Now that the Bank of Canada has scratched the interest rate itch, get ready for more
It could be likened to the so-called “seven-year itch.”
Many of the world’s central bankers, including in Canada, had been stubbornly tied to low-for-longer interest-rate regimes following the recession in a concerted push to stimulate spending and investment.
Some policy makers turned darn right negative in an effort to repair the damage from the global collapse, plowing trillions of dollars into their financial systems when more traditional monetary efforts provided little joy on the home front.
But scratch the surface now, and the global economic recovery, while still tender, is displaying stronger signs of healing than it did even a few months ago. Given the recently robust — and surprising — growth in Canada, particularly in the labour market and consumer spending patterns, something was bound to give.
And, on July 12, it did.
The Bank of Canada, led by governor Stephen Poloz, delivered the country’s first rate increase since 2010, taking the trendsetting lending level to 0.75 per cent, up 25 basis points from where it had stood since two 0.5-per-cent cuts in 2015.
Despite the long wait, this was no rash decision. Like the seven-year itch, fidelity to a particular monetary policy can run its course.
It was, in the case of the BoC, simply time to move on — and up — after seven years without an interest rate increase. And there will be more upward monetary movements ahead.
“Economic data have been encouraging over the past few months, globally and especially for Canada,” BoC governor Stephen Poloz told reporters in Ottawa, following the interest rate decision.
Still, a major irritant remains south of the border. But even there, Poloz believes “delays in decision making in the United States (under the new Trump administration) seem to have moved some of those concerns more into the background.”
The bank’s latest Business Outlook Survey, for example, “finds very strong business sentiment, particularly for investment and hiring intentions, despite a lack of clarity about future U.S. policies.”
Others might disagree.
Pedro Antunes, deputy chief economist at the Conference Board of Canada, insists the country “needs things to really change for the economy to keep going.”
“We haven’t seen the private-sector investment to allow us to keep growing exports, to allow us to be competitive on that front. This year, what’s really been driving up the domestic economy has been the consumer on one hand — that very much related to the strong residential real estate activity, especially in key markets in Canada this year — and infrastructure,” he said.
Antunes expects infrastructure activity to “kick in a little bit more firmly over the rest of the year.”
“Of course, we have had a very expansionary monetary policy that has been in place for a number of years. But really, with the domestic drivers that are helping to lift growth this year, we think those will ease off. So, real estate markets should ease off next year. We’re already hearing about signs of that even today.”

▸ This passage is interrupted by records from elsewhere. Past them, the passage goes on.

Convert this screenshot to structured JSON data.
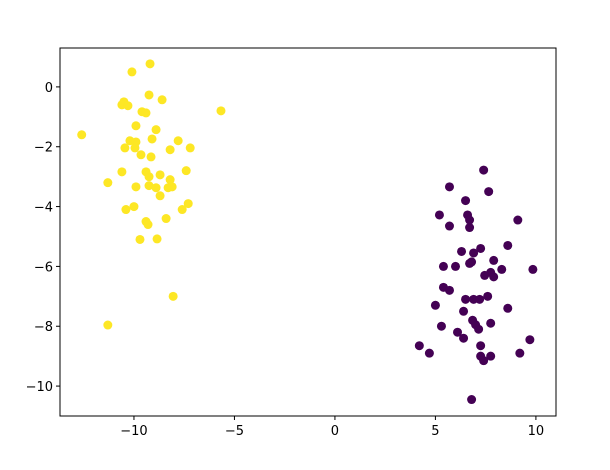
{
  "chart_data": {
    "type": "scatter",
    "series": [
      {
        "color": "#fde725",
        "x": [
          -10.1,
          -9.2,
          -9.25,
          -8.6,
          -5.67,
          -10.5,
          -10.6,
          -10.3,
          -9.6,
          -9.4,
          -12.6,
          -9.9,
          -8.9,
          -10.2,
          -9.9,
          -9.1,
          -7.8,
          -10.45,
          -9.95,
          -8.2,
          -7.2,
          -9.65,
          -9.15,
          -10.6,
          -9.4,
          -9.25,
          -8.7,
          -8.2,
          -7.4,
          -11.3,
          -9.9,
          -9.25,
          -8.9,
          -8.3,
          -8.1,
          -8.7,
          -10.0,
          -10.4,
          -7.3,
          -7.6,
          -8.4,
          -9.4,
          -9.3,
          -8.85,
          -9.7,
          -8.05,
          -11.3
        ],
        "values": [
          0.5,
          0.77,
          -0.27,
          -0.43,
          -0.8,
          -0.5,
          -0.6,
          -0.63,
          -0.83,
          -0.87,
          -1.6,
          -1.3,
          -1.43,
          -1.8,
          -1.84,
          -1.74,
          -1.8,
          -2.04,
          -2.04,
          -2.1,
          -2.04,
          -2.27,
          -2.34,
          -2.84,
          -2.84,
          -3.0,
          -2.94,
          -3.1,
          -2.8,
          -3.2,
          -3.34,
          -3.3,
          -3.37,
          -3.37,
          -3.34,
          -3.64,
          -4.0,
          -4.1,
          -3.9,
          -4.1,
          -4.4,
          -4.5,
          -4.6,
          -5.08,
          -5.1,
          -7.0,
          -7.96
        ]
      },
      {
        "color": "#440154",
        "x": [
          7.4,
          5.7,
          7.65,
          6.5,
          5.2,
          6.6,
          9.1,
          6.7,
          5.7,
          6.7,
          7.25,
          8.6,
          6.3,
          6.9,
          7.9,
          6.8,
          6.7,
          5.4,
          6.0,
          9.85,
          8.3,
          7.75,
          7.45,
          7.9,
          5.4,
          5.7,
          7.6,
          6.5,
          6.9,
          7.2,
          5.0,
          8.6,
          6.4,
          6.85,
          7.0,
          7.75,
          7.15,
          5.3,
          6.1,
          6.4,
          9.7,
          7.25,
          4.2,
          4.7,
          9.2,
          7.25,
          7.75,
          7.4,
          6.8
        ],
        "values": [
          -2.78,
          -3.34,
          -3.5,
          -3.8,
          -4.28,
          -4.28,
          -4.45,
          -4.45,
          -4.65,
          -4.7,
          -5.4,
          -5.3,
          -5.5,
          -5.55,
          -5.8,
          -5.85,
          -5.9,
          -6.0,
          -6.0,
          -6.1,
          -6.1,
          -6.2,
          -6.3,
          -6.35,
          -6.7,
          -6.8,
          -7.0,
          -7.1,
          -7.1,
          -7.1,
          -7.3,
          -7.4,
          -7.5,
          -7.8,
          -7.95,
          -7.9,
          -8.1,
          -8.0,
          -8.2,
          -8.4,
          -8.45,
          -8.65,
          -8.65,
          -8.9,
          -8.9,
          -9.0,
          -9.0,
          -9.15,
          -10.45
        ]
      }
    ],
    "xlim": [
      -13.68,
      11.0
    ],
    "ylim": [
      -11.0,
      1.3
    ],
    "xticks": [
      {
        "value": -10,
        "label": "−10"
      },
      {
        "value": -5,
        "label": "−5"
      },
      0,
      5,
      10
    ],
    "yticks": [
      0,
      {
        "value": -2,
        "label": "−2"
      },
      {
        "value": -4,
        "label": "−4"
      },
      {
        "value": -6,
        "label": "−6"
      },
      {
        "value": -8,
        "label": "−8"
      },
      {
        "value": -10,
        "label": "−10"
      }
    ],
    "grid": false
  }
}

For now, policymakers are forecasting economic growth of 2.8 per cent this year, followed by two per cent in 2018 and 1.6 per cent in 2019. Not bad when compared to other major industrialized nations. Household spending still accounts for much of our GDP growth, along with improving export activity and – to a lesser extent – business investment.
By comparison, the U.S. is expected to expand by 2.2 per cent in 2017, 2.1 per cent the following year and 1.8 per cent in 2019.

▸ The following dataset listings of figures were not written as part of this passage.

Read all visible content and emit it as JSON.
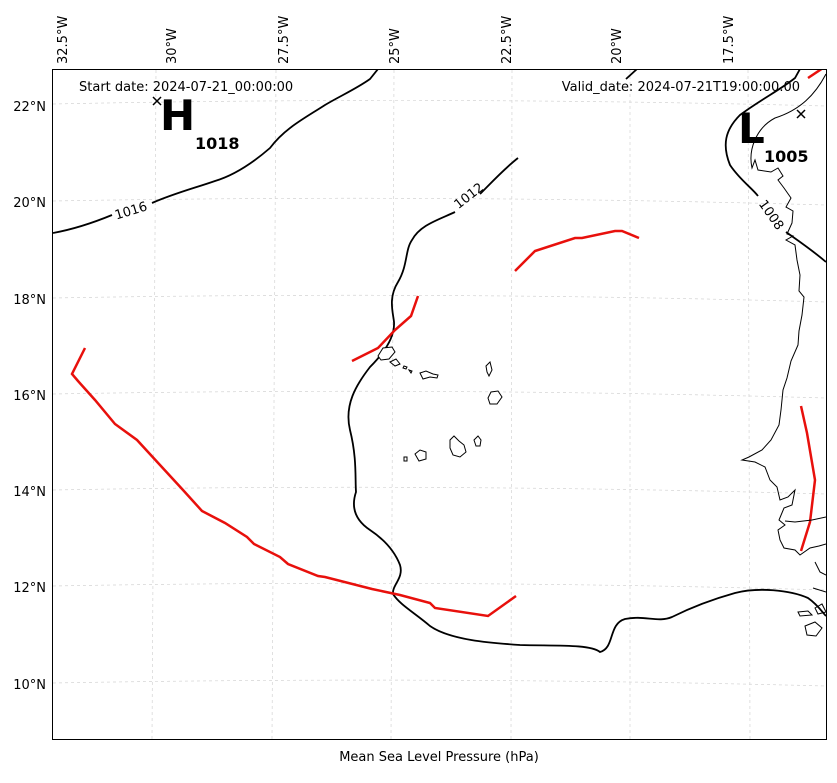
{
  "header": {
    "start_date": "Start date: 2024-07-21_00:00:00",
    "valid_date": "Valid_date: 2024-07-21T19:00:00.00"
  },
  "caption": "Mean Sea Level Pressure (hPa)",
  "longitude_ticks": [
    "32.5°W",
    "30°W",
    "27.5°W",
    "25°W",
    "22.5°W",
    "20°W",
    "17.5°W"
  ],
  "latitude_ticks": [
    "22°N",
    "20°N",
    "18°N",
    "16°N",
    "14°N",
    "12°N",
    "10°N"
  ],
  "pressure_centers": [
    {
      "type": "H",
      "value": "1018"
    },
    {
      "type": "L",
      "value": "1005"
    }
  ],
  "contour_labels": [
    "1016",
    "1012",
    "1008"
  ],
  "colors": {
    "isobar": "#000000",
    "front": "#e8100c",
    "gridline": "#cccccc",
    "coastline": "#000000"
  }
}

So far, the data seems to back up the positive overall outlook for the economy, and the possibility of another rate hike. The bank’s next policy meeting is scheduled for Sept. 6, but most analysts do not expect any decision on the trendsetting lending level until at least a month later, all the better to gauge the initial impact of the July decision.
Other indicators have improved as well, which could make it even more difficult for policymakers to hold off scratching again, at least for now.
Last week alone, Statistics Canada reported manufacturing sales rose 1.1 per cent in May to $54.6 billion — the third straight monthly advance — beating expectation of a 0.8-per-cent gain for the month.
The factory increases were led by sales in the transportation equipment and chemical manufacturing industries, the federal data agency said last Wednesday.
Retailers also appeared to benefiting from the recent improvement in the economy, with Statistics Canada saying Friday that sales in June were up 0.6 per cent, beating the average private-sector forecast for a 0.3-per-cent advance and surpassing a meager 0.2 per cent gain in May.
Sales for shopping outlets have now increased for three months in a row.
Meanwhile, the inflation rate appears to be cooling more than anticipated. Statistics Canada reported Friday that annual price gains amounted to just one per cent in June, a 20-month low and far weaker than the central bank’s two-per-cent target. The Consumer Price Index came in at 1.3 per cent in May.
“There was nothing especially wonky about June’s results,” BMO Capital Markets said in a note to investors. A 3.7 per-cent month-over-month drop in gasoline prices “explained most of the headline weakness.”
“Overall, there’s nothing here to keep the BoC from staying on its gradual — presumably very gradual — tightening path,” said BMO’s chief economist Douglas Porter.
One thing is for sure, Canadians will not have to wait another seven years for the next interest rate itch.